Minimum distance between curves We define $$f: \mathbb{R} \to \mathbb{R^3}, f(x)=\begin{pmatrix}
cos(\pi \cdot x) \\
sin(\pi\cdot x) \\
1-x^2
\end{pmatrix}$$
Problem: Calculate the minimum distance to the point of orign 
My ideas:
The distance is definded by:
$$d(x)=\sqrt{|(cos(π⋅x)-0)^2|+|(sin(π⋅x)-0)^2|+|((1-x^2)-0)^2}|$$
$$d(x)=\sqrt{|(cos(π⋅x))^2|+|(sin(π⋅x))^2|+|(1-x^2)^2}|$$
The minimum distance is the extrema of the first derivation, so I have to calculate $$d'(x)=0$$
As solution I get x=-1 or x=0 or x=1 (Wolfram Alpha)
But I'm not actually sure absout the solution and I don't know how to solve it without calculator.
Thanks in advance!
 A: You're on the right track, you can minimize distance squared though. Try minimizing
$$
d^2(x)=f(x)=(\cos\pi x)^2+(\sin \pi x)^2+(1-x^2)^2=1+(1-x^2)^2
$$
Then we have, for a minimum
$$
f'(x)=-4x(1-x^2)=x^3-x=0\implies x=0,x=\pm1
$$
and 
$$
f''(x)=12x^2-4
$$
Meaning we have a maximum at $x=0$ and minima at $x=\pm 1$
A: A geometric rather than an analytical approach would be the following:
The x and y values of the curve describe a circular motion (as the free variable $t$ increases, not the substition $x \rightarrow t$ here), projected on the x-y-plane, this is a circle around $(0,0)$. 
All the points on a circle around the origin have the same distance to the origin in the x-y-plane.
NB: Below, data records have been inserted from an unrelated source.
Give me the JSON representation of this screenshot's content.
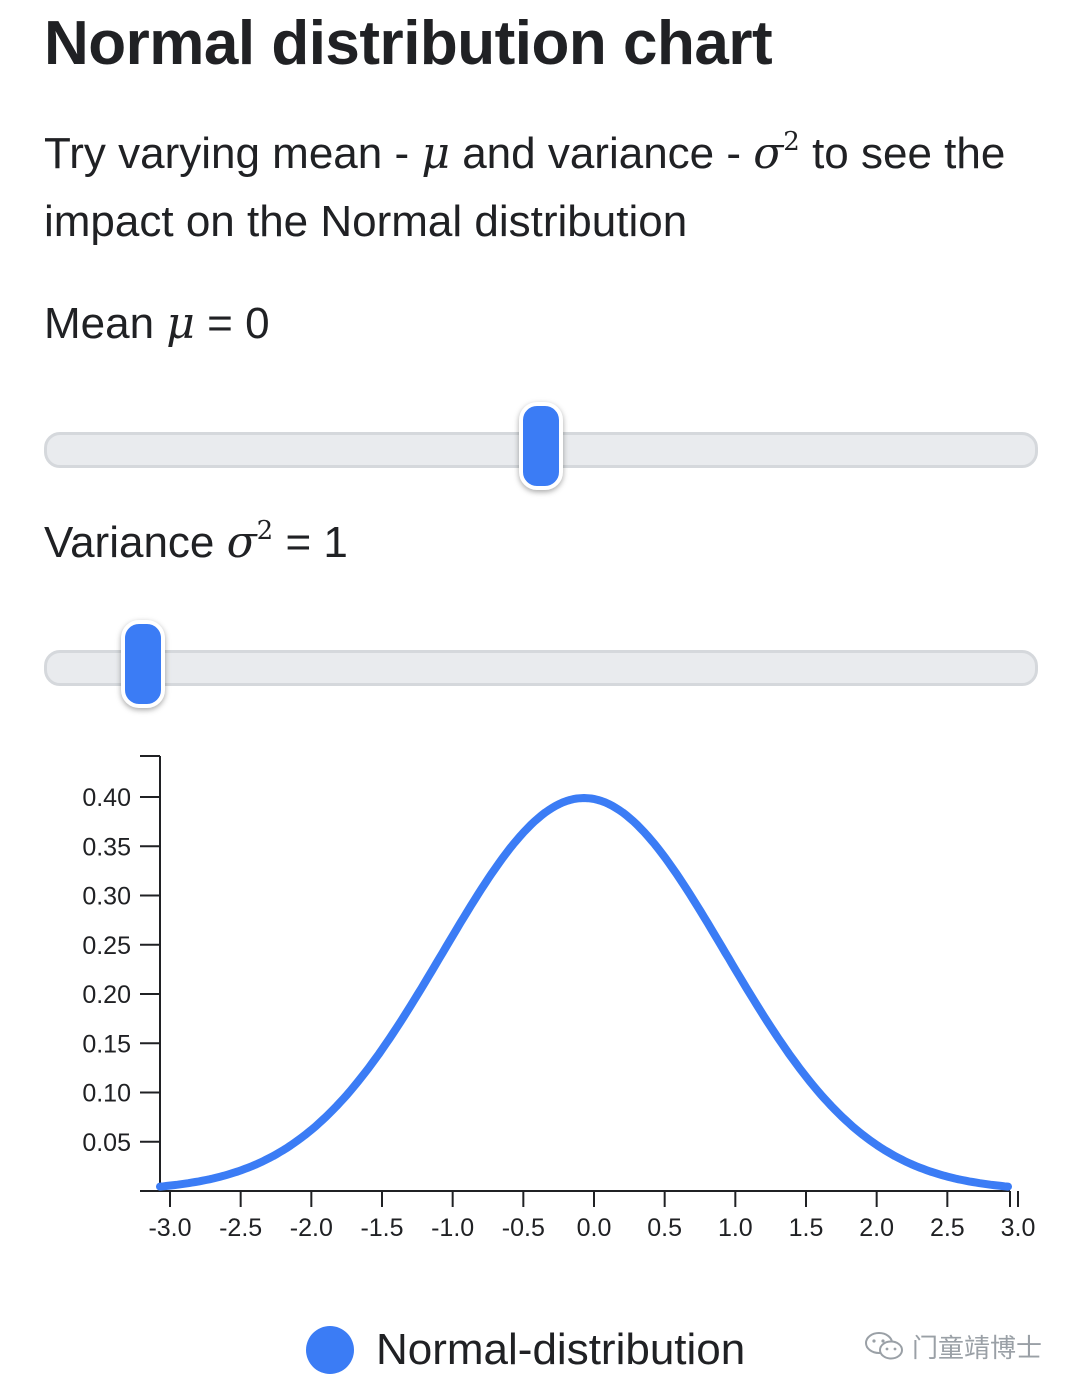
{
  "header": {
    "title": "Normal distribution chart",
    "desc_part1": "Try varying mean - ",
    "mu_symbol": "μ",
    "desc_part2": " and variance - ",
    "sigma_symbol": "σ",
    "sigma_sup": "2",
    "desc_part3": " to see the impact on the Normal distribution"
  },
  "controls": {
    "mean": {
      "label": "Mean ",
      "symbol": "μ",
      "equals": " = ",
      "value": "0",
      "slider_fraction": 0.5
    },
    "variance": {
      "label": "Variance ",
      "symbol": "σ",
      "sup": "2",
      "equals": " = ",
      "value": "1",
      "slider_fraction": 0.1
    }
  },
  "chart_data": {
    "type": "line",
    "title": "",
    "xlabel": "",
    "ylabel": "",
    "mean": 0,
    "variance": 1,
    "x_range": [
      -3.0,
      3.0
    ],
    "ylim": [
      0,
      0.4
    ],
    "x_ticks": [
      "-3.0",
      "-2.5",
      "-2.0",
      "-1.5",
      "-1.0",
      "-0.5",
      "0.0",
      "0.5",
      "1.0",
      "1.5",
      "2.0",
      "2.5",
      "3.0"
    ],
    "y_ticks": [
      "0.05",
      "0.10",
      "0.15",
      "0.20",
      "0.25",
      "0.30",
      "0.35",
      "0.40"
    ],
    "series": [
      {
        "name": "Normal-distribution",
        "color": "#3b7cf5",
        "x": [
          -3.0,
          -2.5,
          -2.0,
          -1.5,
          -1.0,
          -0.5,
          0.0,
          0.5,
          1.0,
          1.5,
          2.0,
          2.5,
          3.0
        ],
        "y": [
          0.0044,
          0.0175,
          0.054,
          0.1295,
          0.242,
          0.3521,
          0.3989,
          0.3521,
          0.242,
          0.1295,
          0.054,
          0.0175,
          0.0044
        ]
      }
    ],
    "grid": false,
    "legend_position": "bottom"
  },
  "legend": {
    "label": "Normal-distribution",
    "color": "#3b7cf5"
  },
  "watermark": {
    "text": "门童靖博士",
    "icon": "wechat-icon"
  }
}
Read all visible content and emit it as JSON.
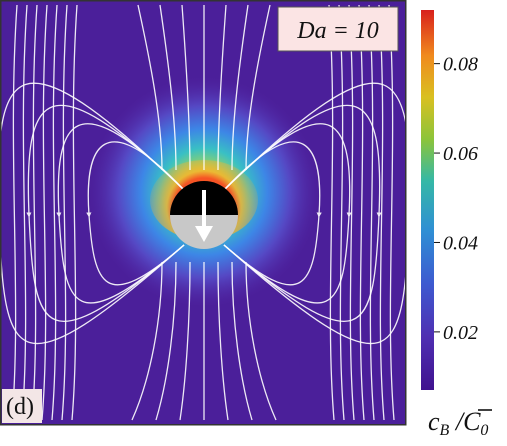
{
  "panel_label": "(d)",
  "parameter_box": {
    "text": "Da = 10"
  },
  "colorbar": {
    "ticks": [
      {
        "value": 0.08,
        "label": "0.08"
      },
      {
        "value": 0.06,
        "label": "0.06"
      },
      {
        "value": 0.04,
        "label": "0.04"
      },
      {
        "value": 0.02,
        "label": "0.02"
      }
    ],
    "range": [
      0.007,
      0.092
    ],
    "label_main": "c",
    "label_sub1": "B",
    "label_sep": " /",
    "label_over": "C",
    "label_sub2": "0"
  },
  "colors": {
    "background_low": "#4b1f9a",
    "stripe": "#ff6a4a",
    "stream": "#ffffff",
    "cap_top": "#000000",
    "cap_bottom": "#c8c8c8"
  }
}
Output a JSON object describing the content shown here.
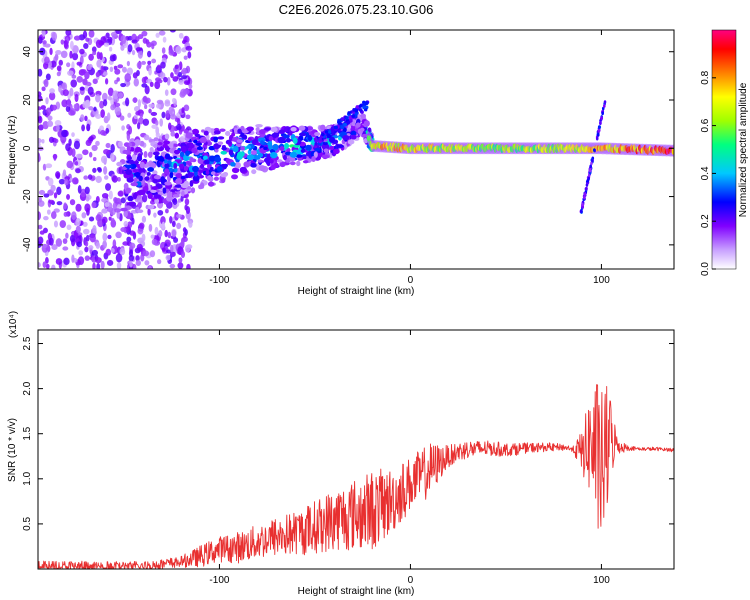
{
  "title": "C2E6.2026.075.23.10.G06",
  "chart_data": [
    {
      "type": "heatmap",
      "title": "C2E6.2026.075.23.10.G06",
      "xlabel": "Height of straight line (km)",
      "ylabel": "Frequency (Hz)",
      "xlim": [
        -195,
        138
      ],
      "ylim": [
        -50,
        49
      ],
      "xticks": [
        -100,
        0,
        100
      ],
      "yticks": [
        -40,
        -20,
        0,
        20,
        40
      ],
      "colorbar": {
        "label": "Normalized spectral amplitude",
        "range": [
          0.0,
          1.0
        ],
        "ticks": [
          "0.0",
          "0.2",
          "0.4",
          "0.6",
          "0.8"
        ],
        "colors": [
          "#ffffff",
          "#c8a0ff",
          "#8000ff",
          "#0000ff",
          "#00c8ff",
          "#00ff80",
          "#a0ff00",
          "#ffff00",
          "#ff8000",
          "#ff0000",
          "#ff0080"
        ]
      },
      "ridge": [
        {
          "x": -140,
          "f": -12,
          "a": 0.35
        },
        {
          "x": -120,
          "f": -6,
          "a": 0.4
        },
        {
          "x": -100,
          "f": -3,
          "a": 0.45
        },
        {
          "x": -80,
          "f": 0,
          "a": 0.45
        },
        {
          "x": -60,
          "f": 1,
          "a": 0.5
        },
        {
          "x": -40,
          "f": 3,
          "a": 0.45
        },
        {
          "x": -25,
          "f": 10,
          "a": 0.3
        },
        {
          "x": -20,
          "f": 1,
          "a": 0.8
        },
        {
          "x": 0,
          "f": 0,
          "a": 0.75
        },
        {
          "x": 40,
          "f": 0,
          "a": 0.65
        },
        {
          "x": 88,
          "f": 0,
          "a": 0.7
        },
        {
          "x": 100,
          "f": 0,
          "a": 0.8
        },
        {
          "x": 138,
          "f": -1,
          "a": 0.95
        }
      ],
      "notes": [
        "diagonal streak near x=90..102 from -28 Hz to +20 Hz",
        "broadband noise for x < -120"
      ]
    },
    {
      "type": "line",
      "title": "",
      "xlabel": "Height of straight line (km)",
      "ylabel": "SNR (10 * v/v)",
      "y_multiplier": "(x10⁴)",
      "xlim": [
        -195,
        138
      ],
      "ylim": [
        0,
        2.65
      ],
      "xticks": [
        -100,
        0,
        100
      ],
      "yticks": [
        0.5,
        1.0,
        1.5,
        2.0,
        2.5
      ],
      "ytick_labels": [
        "0.5",
        "1.0",
        "1.5",
        "2.0",
        "2.5"
      ],
      "color": "#e83030",
      "series": [
        {
          "name": "SNR",
          "x": [
            -195,
            -180,
            -160,
            -140,
            -130,
            -120,
            -110,
            -100,
            -90,
            -80,
            -70,
            -60,
            -50,
            -40,
            -30,
            -20,
            -15,
            -10,
            -5,
            0,
            5,
            10,
            15,
            20,
            25,
            30,
            35,
            40,
            45,
            50,
            60,
            70,
            80,
            85,
            90,
            95,
            100,
            105,
            110,
            120,
            130,
            138
          ],
          "y": [
            0.03,
            0.03,
            0.02,
            0.03,
            0.05,
            0.08,
            0.14,
            0.22,
            0.24,
            0.3,
            0.36,
            0.4,
            0.46,
            0.55,
            0.6,
            0.65,
            0.7,
            0.75,
            0.85,
            0.95,
            1.02,
            1.1,
            1.18,
            1.25,
            1.3,
            1.33,
            1.33,
            1.34,
            1.33,
            1.32,
            1.34,
            1.35,
            1.35,
            1.33,
            1.3,
            1.4,
            1.1,
            1.45,
            1.35,
            1.33,
            1.33,
            1.32
          ]
        }
      ],
      "noise_amplitude": [
        {
          "x": -120,
          "a": 0.06
        },
        {
          "x": -110,
          "a": 0.12
        },
        {
          "x": -60,
          "a": 0.25
        },
        {
          "x": -20,
          "a": 0.45
        },
        {
          "x": 0,
          "a": 0.3
        },
        {
          "x": 10,
          "a": 0.3
        },
        {
          "x": 20,
          "a": 0.12
        },
        {
          "x": 45,
          "a": 0.08
        },
        {
          "x": 85,
          "a": 0.03
        },
        {
          "x": 90,
          "a": 0.25
        },
        {
          "x": 98,
          "a": 0.9
        },
        {
          "x": 102,
          "a": 0.85
        },
        {
          "x": 108,
          "a": 0.1
        },
        {
          "x": 115,
          "a": 0.02
        }
      ]
    }
  ]
}
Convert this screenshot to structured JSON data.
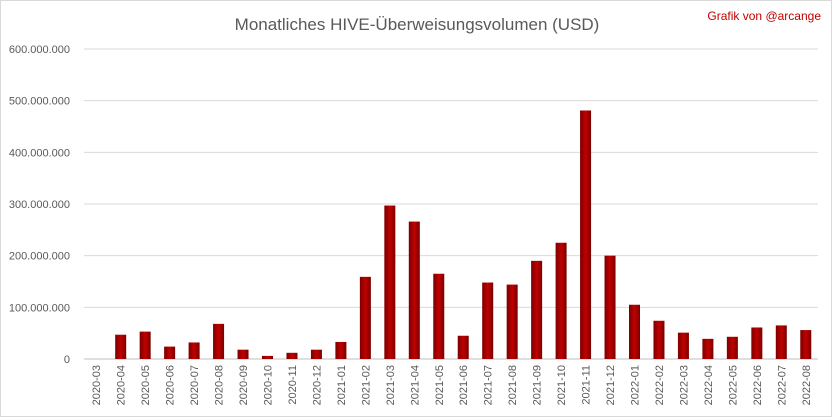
{
  "chart_data": {
    "type": "bar",
    "title": "Monatliches HIVE-Überweisungsvolumen (USD)",
    "credit": "Grafik von @arcange",
    "xlabel": "",
    "ylabel": "",
    "ylim": [
      0,
      600000000
    ],
    "yticks": [
      0,
      100000000,
      200000000,
      300000000,
      400000000,
      500000000,
      600000000
    ],
    "ytick_labels": [
      "0",
      "100.000.000",
      "200.000.000",
      "300.000.000",
      "400.000.000",
      "500.000.000",
      "600.000.000"
    ],
    "grid": true,
    "legend": "none",
    "bar_color": "#c00000",
    "bar_color_dark": "#7a0000",
    "categories": [
      "2020-03",
      "2020-04",
      "2020-05",
      "2020-06",
      "2020-07",
      "2020-08",
      "2020-09",
      "2020-10",
      "2020-11",
      "2020-12",
      "2021-01",
      "2021-02",
      "2021-03",
      "2021-04",
      "2021-05",
      "2021-06",
      "2021-07",
      "2021-08",
      "2021-09",
      "2021-10",
      "2021-11",
      "2021-12",
      "2022-01",
      "2022-02",
      "2022-03",
      "2022-04",
      "2022-05",
      "2022-06",
      "2022-07",
      "2022-08"
    ],
    "values": [
      0,
      47000000,
      53000000,
      24000000,
      32000000,
      68000000,
      18000000,
      6000000,
      12000000,
      18000000,
      33000000,
      159000000,
      297000000,
      266000000,
      165000000,
      45000000,
      148000000,
      144000000,
      190000000,
      225000000,
      481000000,
      200000000,
      105000000,
      74000000,
      51000000,
      39000000,
      43000000,
      61000000,
      65000000,
      56000000
    ]
  }
}
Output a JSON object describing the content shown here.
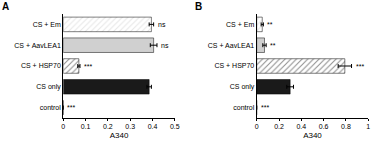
{
  "chart_data": [
    {
      "type": "bar",
      "title": "A",
      "orientation": "horizontal",
      "categories": [
        "CS + Em",
        "CS + AavLEA1",
        "CS + HSP70",
        "CS only",
        "control"
      ],
      "values": [
        0.395,
        0.405,
        0.07,
        0.385,
        0.0
      ],
      "errors": [
        0.01,
        0.015,
        0.005,
        0.01,
        0.0
      ],
      "annotations": [
        "ns",
        "ns",
        "***",
        null,
        "***"
      ],
      "colors": [
        "#e6e6e6",
        "#d0d0d0",
        "#8c8c8c",
        "#1a1a1a",
        "#000000"
      ],
      "x_label": "A340",
      "xlim": [
        0,
        0.5
      ],
      "xticks": [
        0,
        0.1,
        0.2,
        0.3,
        0.4,
        0.5
      ]
    },
    {
      "type": "bar",
      "title": "B",
      "orientation": "horizontal",
      "categories": [
        "CS + Em",
        "CS + AavLEA1",
        "CS + HSP70",
        "CS only",
        "control"
      ],
      "values": [
        0.05,
        0.07,
        0.79,
        0.3,
        0.0
      ],
      "errors": [
        0.01,
        0.015,
        0.06,
        0.03,
        0.0
      ],
      "annotations": [
        "**",
        "**",
        "***",
        null,
        "***"
      ],
      "colors": [
        "#e6e6e6",
        "#d0d0d0",
        "#8c8c8c",
        "#1a1a1a",
        "#000000"
      ],
      "x_label": "A340",
      "xlim": [
        0,
        1
      ],
      "xticks": [
        0,
        0.2,
        0.4,
        0.6,
        0.8,
        1
      ]
    }
  ]
}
Hence, only the z-component $1-t^2$ is of imprortance to the distance. As a function of $t$, the z-component is a parabola which is closest to $0$ (in fact, equal to $0$) at the points $t=\pm1$.
A: You can continue, knowing that place where maximum of its square occurs is also the same.
$$ d^2(x) = y (x) = 1 + (1-x^2)^2 = 2 - 2 x^2 + x^4 $$
Derivative =0,
$$ 4x = 4 x^3,\ \quad x(1-x)(1+x) = 0 $$
gives WA result. Next derivative finds where max/min occur for above cubic.